I was always going to be known for dying.
My death is my identity. Local girl dead at [insert age that's 'way too young to die']. I am the sad messages stuck to my locker. I am the wilting bouquets set down on our front porch. I am my closest friends dialing my phone even though I can't pick up. I am my mom's tears tracing paths through her makeup. I am my father's rage at having something so precious taken away from him. I am "she was-."
Even before I died, everyone knew it was going to happen soon. Everyone kept me at a distance, the girl in the room who was always five minutes away from leaving. I was the hint of cigarettes on your friend's lips, just for a second, you'd think it was there, but you can never pick up on it again. I was temporary, and everybody knew it.
I was a ghost in every room I ever stepped into.
I was only ever pretty in a way that would be missed when I was gone, only smart because I'd never get a chance to prove it. The only reason I'll be remembered is because of what was taken from me. My actual life, the one that gets painted over and erased, like the foot prints on the shoreline, immediately erased by the rising tides, if no one can see it, it was never there to begin with. A blank canvas for them to project all of their dreams onto.
Friends avoided making plans over a month away, nobody wanted to expect me somewhere just for me not to show up.
Boyfriends never stuck around for more than a week, never wanting the responsibility of being part of the eulogy.
Teachers were too lenient, sad smiles and bonus points because they knew what a tough time I would be going through.
My parents kept extensive photo albums with long summaries on the backs and a special posterboard for remarkable moments in my life (it made a prominent appearance at my funeral.)

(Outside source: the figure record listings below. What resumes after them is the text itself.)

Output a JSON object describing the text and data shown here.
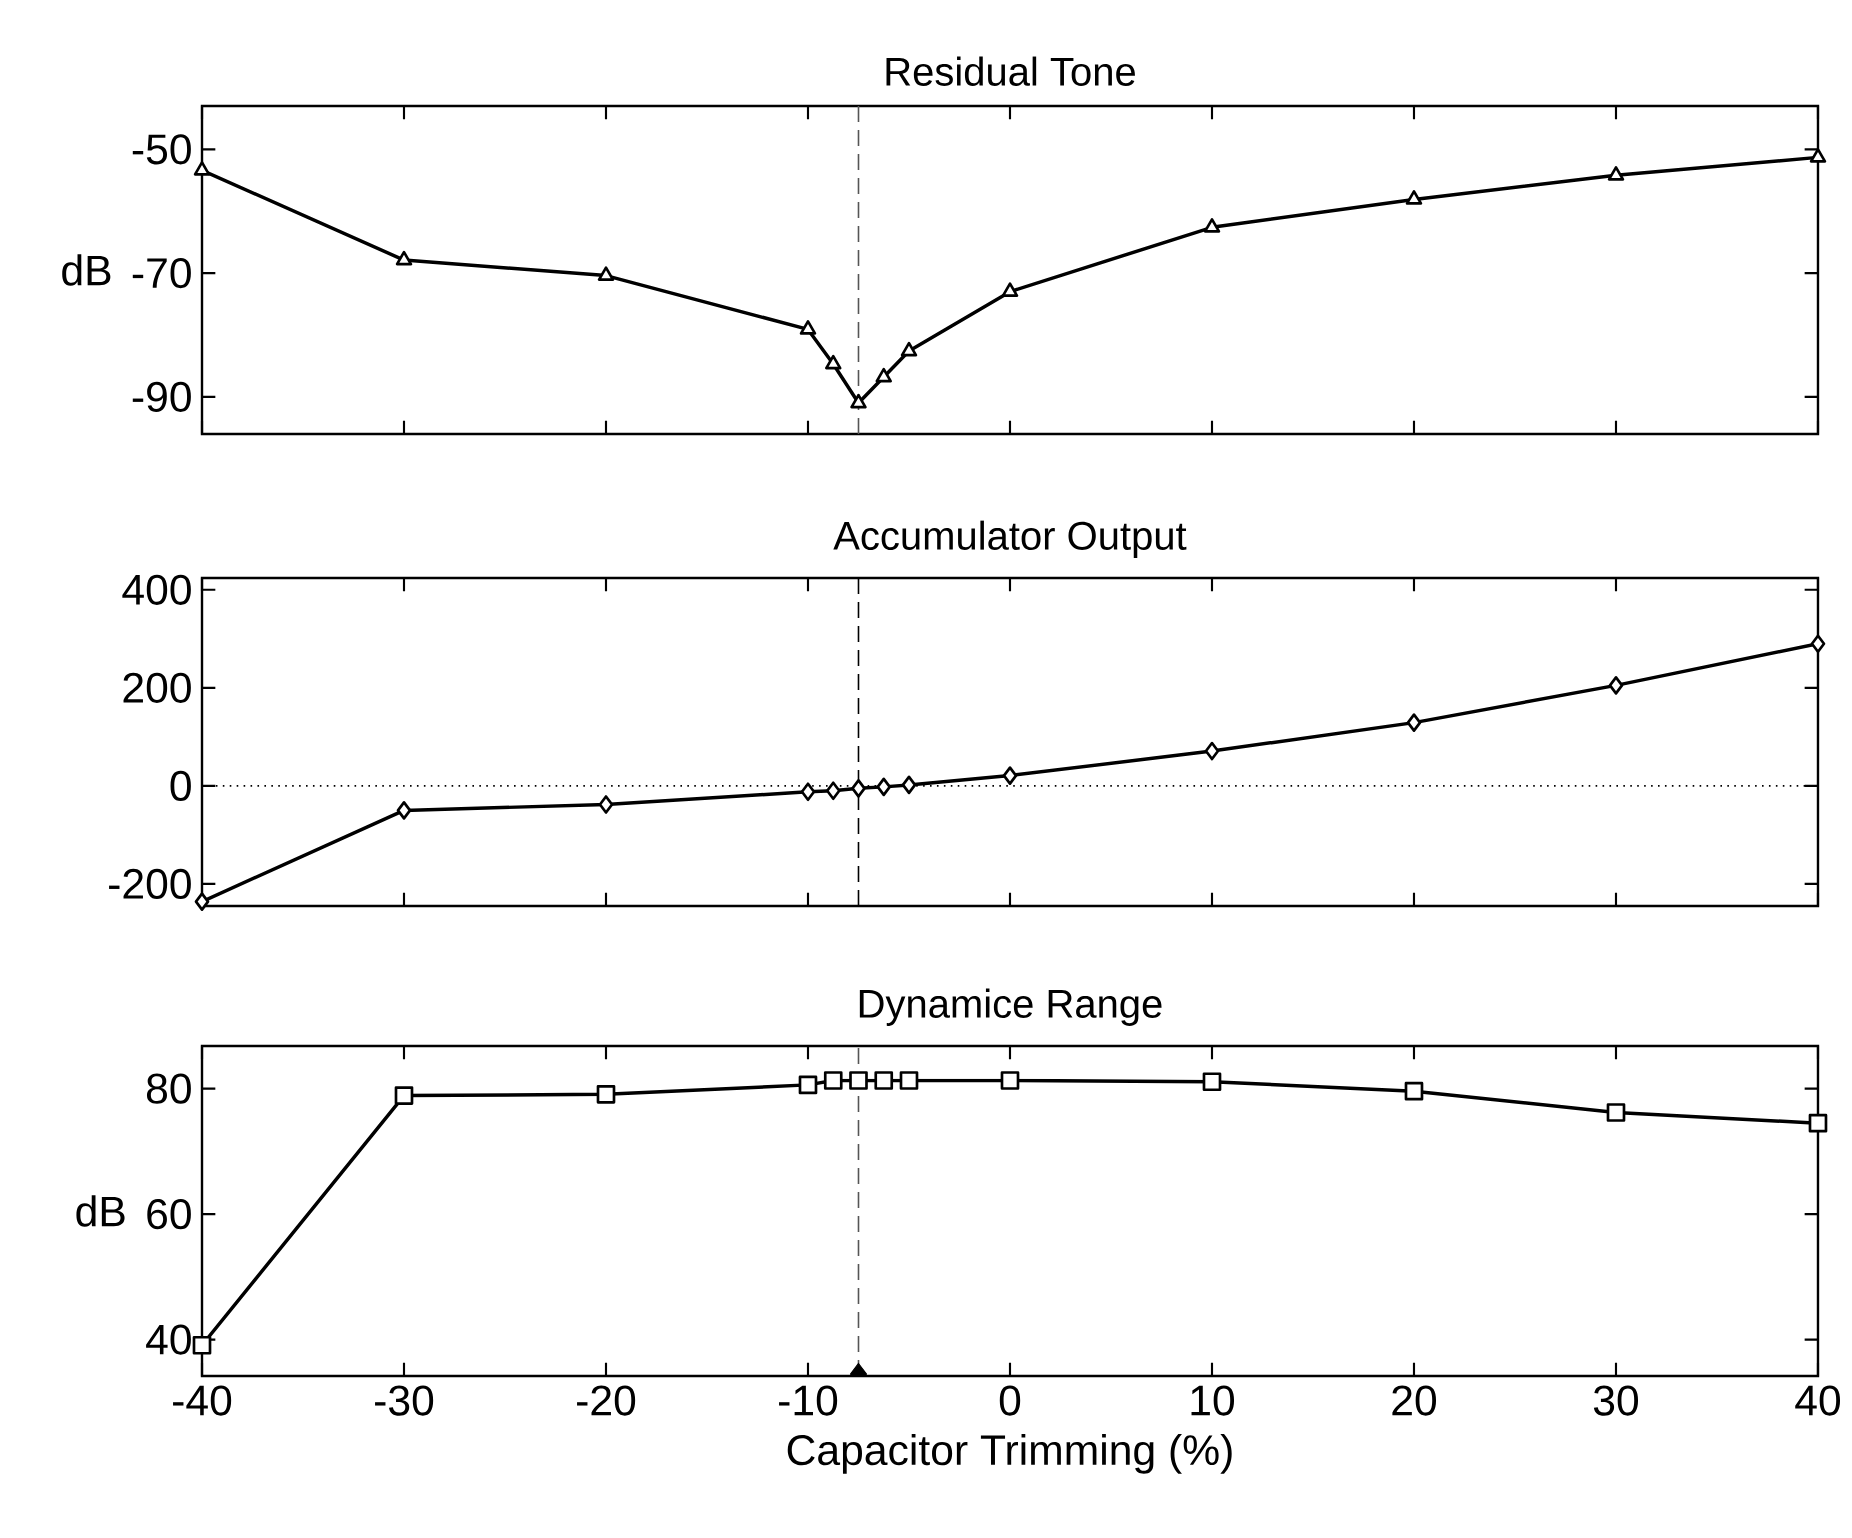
{
  "chart_data": [
    {
      "type": "line",
      "title": "Residual Tone",
      "ylabel": "dB",
      "x": [
        -40,
        -30,
        -20,
        -10,
        -8.75,
        -7.5,
        -6.25,
        -5,
        0,
        10,
        20,
        30,
        40
      ],
      "series": [
        {
          "color": "#000000",
          "values": [
            -53.4,
            -67.9,
            -70.4,
            -79.1,
            -84.7,
            -91,
            -86.8,
            -82.6,
            -73,
            -62.6,
            -58.1,
            -54.2,
            -51.3
          ]
        }
      ],
      "marker": "triangle",
      "xlim": [
        -40,
        40
      ],
      "xticks": [
        -40,
        -30,
        -20,
        -10,
        0,
        10,
        20,
        30,
        40
      ],
      "ylim": [
        -96,
        -43
      ],
      "yticks": [
        -90,
        -70,
        -50
      ],
      "tick_labels": "y",
      "grid": false,
      "ref_lines": [
        {
          "axis": "x",
          "value": -7.5,
          "color": "#555555",
          "line_style": "dashed"
        }
      ]
    },
    {
      "type": "line",
      "title": "Accumulator Output",
      "x": [
        -40,
        -30,
        -20,
        -10,
        -8.75,
        -7.5,
        -6.25,
        -5,
        0,
        10,
        20,
        30,
        40
      ],
      "series": [
        {
          "color": "#000000",
          "values": [
            -236,
            -50,
            -38,
            -12,
            -10,
            -5,
            -2,
            2,
            21,
            71,
            129,
            205,
            290
          ]
        }
      ],
      "marker": "diamond",
      "xlim": [
        -40,
        40
      ],
      "xticks": [
        -40,
        -30,
        -20,
        -10,
        0,
        10,
        20,
        30,
        40
      ],
      "ylim": [
        -245,
        424
      ],
      "yticks": [
        -200,
        0,
        200,
        400
      ],
      "tick_labels": "y",
      "grid": false,
      "ref_lines": [
        {
          "axis": "x",
          "value": -7.5,
          "color": "#000000",
          "line_style": "dashed"
        },
        {
          "axis": "y",
          "value": 0,
          "color": "#000000",
          "line_style": "dotted"
        }
      ]
    },
    {
      "type": "line",
      "title": "Dynamice Range",
      "xlabel": "Capacitor Trimming (%)",
      "ylabel": "dB",
      "x": [
        -40,
        -30,
        -20,
        -10,
        -8.75,
        -7.5,
        -6.25,
        -5,
        0,
        10,
        20,
        30,
        40
      ],
      "series": [
        {
          "color": "#000000",
          "values": [
            39.1,
            78.9,
            79.1,
            80.6,
            81.3,
            81.3,
            81.3,
            81.3,
            81.3,
            81.1,
            79.6,
            76.2,
            74.5
          ]
        },
        {
          "type": "scatter",
          "marker": "diamond",
          "color": "#000000",
          "x": [
            -7.5
          ],
          "values": [
            34.5
          ]
        }
      ],
      "marker": "square",
      "xlim": [
        -40,
        40
      ],
      "xticks": [
        -40,
        -30,
        -20,
        -10,
        0,
        10,
        20,
        30,
        40
      ],
      "ylim": [
        34.2,
        86.8
      ],
      "yticks": [
        40,
        60,
        80
      ],
      "grid": false,
      "ref_lines": [
        {
          "axis": "x",
          "value": -7.5,
          "color": "#555555",
          "line_style": "dashed"
        }
      ]
    }
  ]
}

But even I had known I was bound to die soon.
I could feel it whenever I crossed the street or walked past a dark alley. My death was always one breath away it just depended on the day.
When it happened, it just finalized everything they knew from the start.
I was just a challenge for them to overcome, to see who guessed right; who predicted when and how it would happen, an opportunity to see who could create the better sob story for their college applications.
"My best friend died so suddenly I feel like our friendship barely even began.” vs “We had so many plans for when we made it out of this place, it feels wrong to even try without her."
I was a few dollars lost, a sad backstory for people to tell 5 years down the line. I was comforting lies everyone told themselves for not saving me from the future they were all expecting. I was barely a teenage girl when I was alive and now all I am is dead.
I was never going to make it out of this town and we all knew it. Maybe my death will get one of them into college. Maybe my death with get them enough gas in their tanks for them to get out.
Everyone's going to miss me. Not a single one of them liked me.
The world must fucking hate me. It used to, at least. But now that I'm finally in my grave, everyone loves me.
The world doesn't fucking care, most likely.